The digitization of healthcare expects to bring more personalized, efficient care at lower costs. However, this transition has also created some challenges as the healthcare industry works to embrace emerging technologies
These challenges are especially apparent to clinicians, who find the reporting requirements of EHRs to be particularly burdensome. Not only do these demands limit their focus on patients, but they are also leading to burnout for physicians.
EHRs aren’t going anywhere, however, so healthcare CIOs are working to leverage new technologies to minimize their burdens and maximize their value.
Current EHR Limitations
Clinicians experience a variety of issues when working with EHRs, which cause burnout and limit their ability to provide proper care:
- Patient Interactions: The EHR forces clinicians to focus on tablet or computer screens, which subsequently reduces their time engaging with patients.

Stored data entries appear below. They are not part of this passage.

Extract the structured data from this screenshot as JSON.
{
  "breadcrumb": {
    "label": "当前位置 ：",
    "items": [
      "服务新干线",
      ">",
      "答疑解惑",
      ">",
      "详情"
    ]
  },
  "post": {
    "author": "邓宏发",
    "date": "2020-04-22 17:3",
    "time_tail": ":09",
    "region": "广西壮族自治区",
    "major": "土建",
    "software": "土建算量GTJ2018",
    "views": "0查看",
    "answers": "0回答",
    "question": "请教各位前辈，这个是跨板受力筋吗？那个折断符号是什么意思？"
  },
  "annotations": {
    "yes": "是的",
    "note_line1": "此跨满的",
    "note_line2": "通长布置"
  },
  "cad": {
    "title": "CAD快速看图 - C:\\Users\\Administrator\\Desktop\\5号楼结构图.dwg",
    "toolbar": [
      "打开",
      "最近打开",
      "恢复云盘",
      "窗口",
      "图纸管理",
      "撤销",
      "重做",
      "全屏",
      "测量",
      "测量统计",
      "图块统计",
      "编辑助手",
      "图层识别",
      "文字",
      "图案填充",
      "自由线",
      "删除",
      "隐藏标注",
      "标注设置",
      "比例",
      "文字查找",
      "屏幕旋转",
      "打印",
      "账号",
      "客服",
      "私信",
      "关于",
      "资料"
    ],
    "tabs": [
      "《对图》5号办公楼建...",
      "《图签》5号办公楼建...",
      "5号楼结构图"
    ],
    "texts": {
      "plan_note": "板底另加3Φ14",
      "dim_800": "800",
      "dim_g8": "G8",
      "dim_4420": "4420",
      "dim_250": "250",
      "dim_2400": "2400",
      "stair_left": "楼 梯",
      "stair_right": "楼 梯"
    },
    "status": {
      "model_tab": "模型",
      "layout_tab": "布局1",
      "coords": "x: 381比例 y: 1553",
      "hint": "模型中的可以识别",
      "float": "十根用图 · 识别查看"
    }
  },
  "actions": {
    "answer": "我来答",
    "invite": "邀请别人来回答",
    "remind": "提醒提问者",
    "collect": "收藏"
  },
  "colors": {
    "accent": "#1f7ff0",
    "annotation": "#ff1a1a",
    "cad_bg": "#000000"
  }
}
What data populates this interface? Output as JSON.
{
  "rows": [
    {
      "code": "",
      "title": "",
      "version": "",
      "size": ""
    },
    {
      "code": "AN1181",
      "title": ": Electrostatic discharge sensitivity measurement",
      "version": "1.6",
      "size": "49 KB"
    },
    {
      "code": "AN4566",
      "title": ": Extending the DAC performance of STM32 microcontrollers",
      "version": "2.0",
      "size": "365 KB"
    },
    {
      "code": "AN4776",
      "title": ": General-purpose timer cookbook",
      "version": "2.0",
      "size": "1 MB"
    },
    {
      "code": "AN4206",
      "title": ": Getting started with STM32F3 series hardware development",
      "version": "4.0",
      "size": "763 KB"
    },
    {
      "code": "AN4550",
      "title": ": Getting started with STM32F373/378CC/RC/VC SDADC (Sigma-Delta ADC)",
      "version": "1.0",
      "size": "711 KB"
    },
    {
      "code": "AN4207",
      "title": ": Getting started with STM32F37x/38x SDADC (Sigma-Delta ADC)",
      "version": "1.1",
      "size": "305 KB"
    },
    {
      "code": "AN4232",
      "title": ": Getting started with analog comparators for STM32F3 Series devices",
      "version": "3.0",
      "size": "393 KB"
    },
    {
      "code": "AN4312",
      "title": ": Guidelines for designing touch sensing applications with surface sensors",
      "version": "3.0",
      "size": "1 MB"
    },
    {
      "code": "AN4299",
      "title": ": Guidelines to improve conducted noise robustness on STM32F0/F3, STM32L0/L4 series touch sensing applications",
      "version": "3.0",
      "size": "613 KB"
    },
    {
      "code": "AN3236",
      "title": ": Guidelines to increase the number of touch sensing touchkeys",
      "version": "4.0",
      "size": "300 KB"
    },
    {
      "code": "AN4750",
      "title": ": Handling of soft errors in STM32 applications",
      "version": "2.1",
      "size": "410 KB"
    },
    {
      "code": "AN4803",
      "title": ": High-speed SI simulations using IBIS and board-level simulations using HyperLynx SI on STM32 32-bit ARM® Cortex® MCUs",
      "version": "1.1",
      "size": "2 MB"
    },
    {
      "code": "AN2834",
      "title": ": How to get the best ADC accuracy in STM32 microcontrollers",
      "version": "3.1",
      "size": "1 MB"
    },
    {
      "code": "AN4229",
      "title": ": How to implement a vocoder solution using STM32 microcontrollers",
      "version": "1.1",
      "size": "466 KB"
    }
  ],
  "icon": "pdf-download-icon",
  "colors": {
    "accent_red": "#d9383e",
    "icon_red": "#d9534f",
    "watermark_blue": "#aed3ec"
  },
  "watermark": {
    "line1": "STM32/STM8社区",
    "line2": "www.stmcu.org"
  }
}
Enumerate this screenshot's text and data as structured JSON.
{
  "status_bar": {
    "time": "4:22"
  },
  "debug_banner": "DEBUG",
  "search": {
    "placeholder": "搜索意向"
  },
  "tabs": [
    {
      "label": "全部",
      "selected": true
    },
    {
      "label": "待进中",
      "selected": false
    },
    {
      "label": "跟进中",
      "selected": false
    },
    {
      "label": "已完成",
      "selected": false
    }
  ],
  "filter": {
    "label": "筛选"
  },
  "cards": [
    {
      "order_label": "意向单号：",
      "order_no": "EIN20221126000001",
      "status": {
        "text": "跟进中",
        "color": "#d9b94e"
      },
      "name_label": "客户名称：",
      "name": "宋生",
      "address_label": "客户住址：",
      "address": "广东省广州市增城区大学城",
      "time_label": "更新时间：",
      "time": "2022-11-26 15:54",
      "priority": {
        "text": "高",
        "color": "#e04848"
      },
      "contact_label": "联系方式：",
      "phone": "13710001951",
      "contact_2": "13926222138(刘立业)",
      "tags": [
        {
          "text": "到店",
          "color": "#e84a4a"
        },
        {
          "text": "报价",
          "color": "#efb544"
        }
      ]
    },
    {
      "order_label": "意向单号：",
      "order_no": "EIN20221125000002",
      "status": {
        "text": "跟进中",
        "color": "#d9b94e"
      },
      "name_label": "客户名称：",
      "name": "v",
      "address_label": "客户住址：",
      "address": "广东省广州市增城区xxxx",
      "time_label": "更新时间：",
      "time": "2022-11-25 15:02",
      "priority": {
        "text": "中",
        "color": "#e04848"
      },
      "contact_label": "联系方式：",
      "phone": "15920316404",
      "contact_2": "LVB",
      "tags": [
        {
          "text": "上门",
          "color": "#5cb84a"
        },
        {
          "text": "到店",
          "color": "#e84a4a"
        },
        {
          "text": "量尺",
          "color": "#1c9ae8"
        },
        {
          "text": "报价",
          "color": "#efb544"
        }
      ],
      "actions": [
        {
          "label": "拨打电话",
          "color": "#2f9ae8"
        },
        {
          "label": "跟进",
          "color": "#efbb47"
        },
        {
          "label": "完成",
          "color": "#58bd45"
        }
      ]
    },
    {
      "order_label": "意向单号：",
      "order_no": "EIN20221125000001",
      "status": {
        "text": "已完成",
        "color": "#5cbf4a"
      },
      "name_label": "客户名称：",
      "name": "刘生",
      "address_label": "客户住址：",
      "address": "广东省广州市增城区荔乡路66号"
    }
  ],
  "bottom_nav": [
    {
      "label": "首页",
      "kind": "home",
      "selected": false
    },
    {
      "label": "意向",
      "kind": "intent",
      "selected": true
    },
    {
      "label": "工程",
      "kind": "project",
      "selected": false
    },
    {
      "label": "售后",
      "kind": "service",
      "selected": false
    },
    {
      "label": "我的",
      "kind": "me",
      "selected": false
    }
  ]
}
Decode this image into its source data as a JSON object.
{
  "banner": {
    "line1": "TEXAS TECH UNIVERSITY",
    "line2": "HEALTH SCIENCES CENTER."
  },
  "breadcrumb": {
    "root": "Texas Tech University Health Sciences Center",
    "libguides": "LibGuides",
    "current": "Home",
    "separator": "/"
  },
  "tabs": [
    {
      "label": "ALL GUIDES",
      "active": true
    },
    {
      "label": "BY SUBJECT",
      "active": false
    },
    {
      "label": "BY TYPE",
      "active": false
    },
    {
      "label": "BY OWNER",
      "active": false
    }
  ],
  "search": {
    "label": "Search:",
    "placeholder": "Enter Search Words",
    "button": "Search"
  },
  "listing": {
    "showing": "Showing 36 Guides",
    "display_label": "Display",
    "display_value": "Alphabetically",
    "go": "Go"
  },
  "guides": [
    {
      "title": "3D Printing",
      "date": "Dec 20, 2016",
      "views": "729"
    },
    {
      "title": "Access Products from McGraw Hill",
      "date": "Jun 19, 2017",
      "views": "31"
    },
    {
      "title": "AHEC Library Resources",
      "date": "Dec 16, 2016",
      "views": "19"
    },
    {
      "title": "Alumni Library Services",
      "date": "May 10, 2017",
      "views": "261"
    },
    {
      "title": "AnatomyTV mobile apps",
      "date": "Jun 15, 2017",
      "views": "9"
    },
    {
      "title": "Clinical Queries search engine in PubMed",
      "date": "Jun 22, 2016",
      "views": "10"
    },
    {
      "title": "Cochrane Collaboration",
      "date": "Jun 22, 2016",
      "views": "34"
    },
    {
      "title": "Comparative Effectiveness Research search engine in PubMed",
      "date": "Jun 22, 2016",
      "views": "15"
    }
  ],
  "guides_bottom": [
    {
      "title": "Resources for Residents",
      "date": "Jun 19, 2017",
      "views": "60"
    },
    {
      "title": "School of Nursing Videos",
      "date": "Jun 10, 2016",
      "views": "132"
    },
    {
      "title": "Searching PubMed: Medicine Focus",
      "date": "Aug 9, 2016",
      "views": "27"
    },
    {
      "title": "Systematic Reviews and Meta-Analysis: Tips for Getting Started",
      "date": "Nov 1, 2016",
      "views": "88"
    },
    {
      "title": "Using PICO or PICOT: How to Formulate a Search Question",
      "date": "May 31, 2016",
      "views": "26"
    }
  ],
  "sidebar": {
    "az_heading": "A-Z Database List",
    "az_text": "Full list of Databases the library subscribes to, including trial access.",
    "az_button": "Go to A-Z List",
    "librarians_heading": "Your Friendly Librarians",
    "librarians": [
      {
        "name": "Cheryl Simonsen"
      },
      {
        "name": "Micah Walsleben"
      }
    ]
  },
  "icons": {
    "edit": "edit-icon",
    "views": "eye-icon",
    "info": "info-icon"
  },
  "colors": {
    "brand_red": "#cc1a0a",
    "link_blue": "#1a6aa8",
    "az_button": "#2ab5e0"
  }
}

This shift makes clinicians appear aloof and uncaring. This is bad enough, but reducing patient interactions will likely reduce the quality of care. Clinicians are not in tune with a patient’s concerns or needs. The EHR makes patients bystanders when they should be the center of the care experience.
- Longer Hours: Clinicians find it difficult to care for patients while also fulfilling EHR data entry requirements in the span of a regular workday. Completing work afterhours ruins the work-life balance and having around-the-clock access to digital information could further exacerbate this issue.
- Maintenance: It takes a significant amount of time and labor to effectively train staff, and EHRs can be expensive to maintain.
- Design Issues: Poor design means EHRs often aren’t very intuitive. Simple data entry tasks might take much longer to complete than necessary, which is time-consuming and very frustrating for the user.
Eliminating These Limitations
Smarter processes and emerging technologies are the solutions to these EHR issues. Simplifying data entry and refocusing clinicians on patient interactions will greatly improve quality of care. These factors will contribute to eliminating current EHR limitations:
- Personalized, intelligent user interfaces will ease data entry. Additionally, new technologies will enable automated data capture so clinicians can spend more time interacting with patients.
- Dedicated scribes may be used to record patient data during interactions to ensure the clinician can always engage directly with patients. This would also minimize after-hours reporting and promote a better work-life balance.
- Documentation may become more team-focused where appropriate. Other members of the care team, like RNs and medical assistants, may be required to complete some of the documentation that clinicians currently handle.
As healthcare becomes more analytics-driven, clinicians are expected to have more data at their fingertips. However, more data isn’t valuable unless it can be used to feed clinicians actionable insights through the EHR.
Next-generation analytics and machine learning are expected to do the heavy lifting to ensure users are given the right data at the right time to improve clinical decisions. These technologies will ensure clinicians can stay focused on patients, but with added assurance that the technologies are also helping them deliver better care.